By the time I was born, Little Lord Fauntleroy seemed to have been reduced to his look. There were numerous film versions of the novel (the latest was made in Russia in 2003, but I'd love to see the 1996 Filipino version Cedie), but though I never saw any of them nor read the book, I knew what a Little Lord Fauntleroy looked like: the long golden hair, the velvet suit, the arms akimbo. Fauntleroy was the epitome of sissyhood, or at least of a boy forced by his mom to wear sissy clothes, and as a sissy boy the whole thing made me nervous.

But reading Clark's discussion made me curious, so I found the book at the public library. It was a recent paperback edition, and the cover illustration reflects later anxieties about how a Real Boy should look and dress. More Rudyard Kipling than Frances Hodgson Burnett, don't you think?

As for the story, I could see why it was so popular. Cedric Errol, Lord Fauntleroy, is quite a taking little fellow, and Burnett did a good job on his character and the more complex character of his grandfather, the Scrooge figure who must be won over by his newfound grandson's unselfconscious directness, honesty, and innocence. The plot's complication and resolution are melodramatic cliches, though I'm not sure I can expect a 19th-century writer to satisfy my 20th-century tastes in that respect; and Burnett did handle her material skillfully. I'll have to read more of her work.

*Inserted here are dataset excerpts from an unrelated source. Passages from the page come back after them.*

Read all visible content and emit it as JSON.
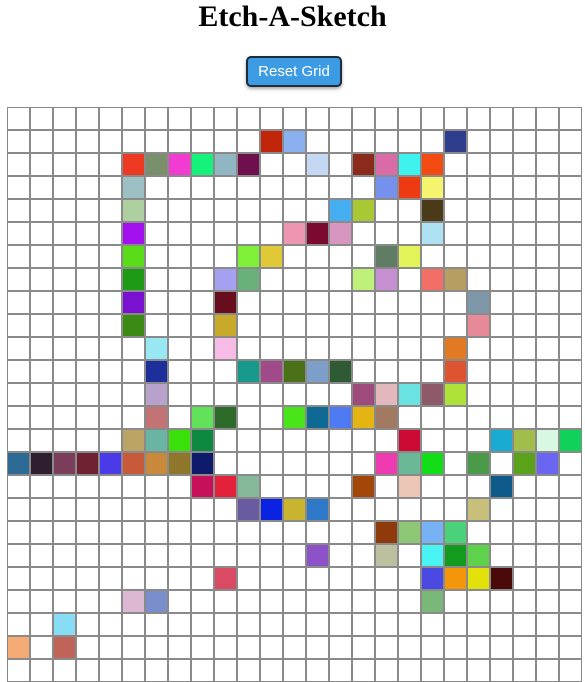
{
  "title": "Etch-A-Sketch",
  "reset_label": "Reset Grid",
  "grid": {
    "columns": 25,
    "rows": 25,
    "empty_color": "#ffffff",
    "border_color": "#8a8a8a",
    "colored_cells": {
      "1,11": "#c0250a",
      "1,12": "#8ab0f0",
      "1,19": "#2e3d8c",
      "2,5": "#ee3a22",
      "2,6": "#7a906c",
      "2,7": "#f23bd0",
      "2,8": "#15f27b",
      "2,9": "#90b6c4",
      "2,10": "#6e0f4e",
      "2,13": "#c4d8f4",
      "2,15": "#8b2b1c",
      "2,16": "#d96ca8",
      "2,17": "#3ef2ee",
      "2,18": "#f34c12",
      "3,5": "#9dc0c4",
      "3,16": "#7690ee",
      "3,17": "#ee3a12",
      "3,18": "#f4f46e",
      "4,5": "#aed0a0",
      "4,14": "#44aef0",
      "4,15": "#a8c834",
      "4,18": "#4a3a18",
      "5,5": "#a312ee",
      "5,12": "#ee96b0",
      "5,13": "#7a0a30",
      "5,14": "#d696c0",
      "5,18": "#aee2f2",
      "6,5": "#5adc1a",
      "6,10": "#7ef038",
      "6,11": "#e0c836",
      "6,16": "#607c62",
      "6,17": "#e2f45a",
      "7,5": "#1f9a16",
      "7,9": "#a6a0f0",
      "7,10": "#6ab07a",
      "7,15": "#bff07a",
      "7,16": "#c690d2",
      "7,18": "#f26e66",
      "7,19": "#b69e62",
      "8,5": "#7a10d0",
      "8,9": "#680d1e",
      "8,20": "#7e98aa",
      "9,5": "#3a8a14",
      "9,9": "#c8aa2a",
      "9,20": "#e68a98",
      "10,6": "#98e8f4",
      "10,9": "#f6bce6",
      "10,19": "#e27a24",
      "11,6": "#1d2f9a",
      "11,10": "#17998c",
      "11,11": "#a04a8a",
      "11,12": "#4a7018",
      "11,13": "#7c9ec8",
      "11,14": "#2e5a34",
      "11,19": "#dc5430",
      "12,6": "#b8a2cc",
      "12,15": "#9e4a7a",
      "12,16": "#e2b8bc",
      "12,17": "#6ae2e2",
      "12,18": "#8e5a6a",
      "12,19": "#aee23a",
      "13,6": "#c27474",
      "13,8": "#62e25a",
      "13,9": "#2e6a2a",
      "13,12": "#4ae41a",
      "13,13": "#0e6a94",
      "13,14": "#4e7af4",
      "13,15": "#e4b412",
      "13,16": "#a27a62",
      "14,5": "#bca466",
      "14,6": "#6ab4a2",
      "14,7": "#3ae00a",
      "14,8": "#0e8a40",
      "14,17": "#cc0a34",
      "14,21": "#1aaad2",
      "14,22": "#a2be4a",
      "14,23": "#d8f8e2",
      "14,24": "#10d25a",
      "14,25": "#8e7a82",
      "15,0": "#2e6a96",
      "15,1": "#2e1e2e",
      "15,2": "#7a3e5a",
      "15,3": "#6e2232",
      "15,4": "#4a3ae8",
      "15,5": "#c85a3a",
      "15,6": "#c88a3a",
      "15,7": "#8e762a",
      "15,8": "#0e1a6a",
      "15,16": "#ee3ab0",
      "15,17": "#6ab896",
      "15,18": "#12de18",
      "15,20": "#4a9a4a",
      "15,22": "#5aa21a",
      "15,23": "#6a66f2",
      "16,8": "#c8105a",
      "16,9": "#e4213a",
      "16,10": "#86b89a",
      "16,15": "#a2460a",
      "16,17": "#ecc6b6",
      "16,21": "#0e5a8a",
      "17,10": "#6a5aa2",
      "17,11": "#0a22e2",
      "17,12": "#c8b42e",
      "17,13": "#2e7ac8",
      "17,20": "#c8c07a",
      "18,16": "#8e3a0a",
      "18,17": "#8ec876",
      "18,18": "#76b2f4",
      "18,19": "#4ad27a",
      "19,13": "#8e52c8",
      "19,16": "#bcc09e",
      "19,18": "#4af4f4",
      "19,19": "#149a1e",
      "19,20": "#5ed24a",
      "20,9": "#da4a62",
      "20,18": "#4a4ae2",
      "20,19": "#f4960a",
      "20,20": "#e2e20a",
      "20,21": "#4a0a0a",
      "21,5": "#ddb8d2",
      "21,6": "#7a8ecc",
      "21,18": "#7ab87a",
      "22,2": "#88dcf4",
      "23,0": "#f4ac74",
      "23,2": "#c0645a"
    }
  }
}
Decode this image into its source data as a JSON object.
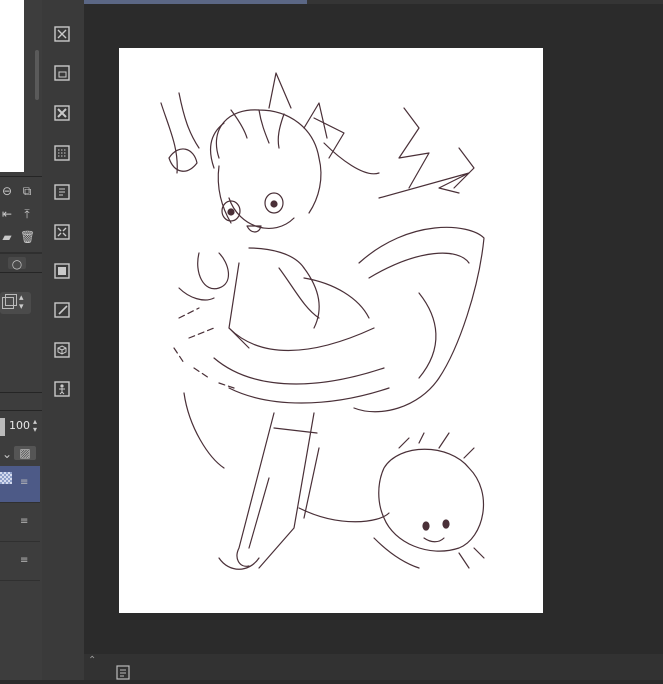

It took me a while, though, to figure out what bothered me about Burnett's writing: it was that she could hardly refer to Cedric without using the word "little":
Then suddenly his loving little heart told him that he'd better put both his arms around [his mother's] neck and kiss her again and again, and keep his soft cheek close to hers ... His greatest charm was this cheerful, fearless, quaint little way of making friends with people ... As he grew older he had a great many quaint little ways which amused and interested people greatly ... When he was quite a little fellow he learned to read ...
And so on, all that in just the first few pages. Of course this is typical of the way writers wrote about children in the 19th century, but it's one of the features of the period's style that has always put me off. (And I see from my own "taking little fellow," above, that it's catching.)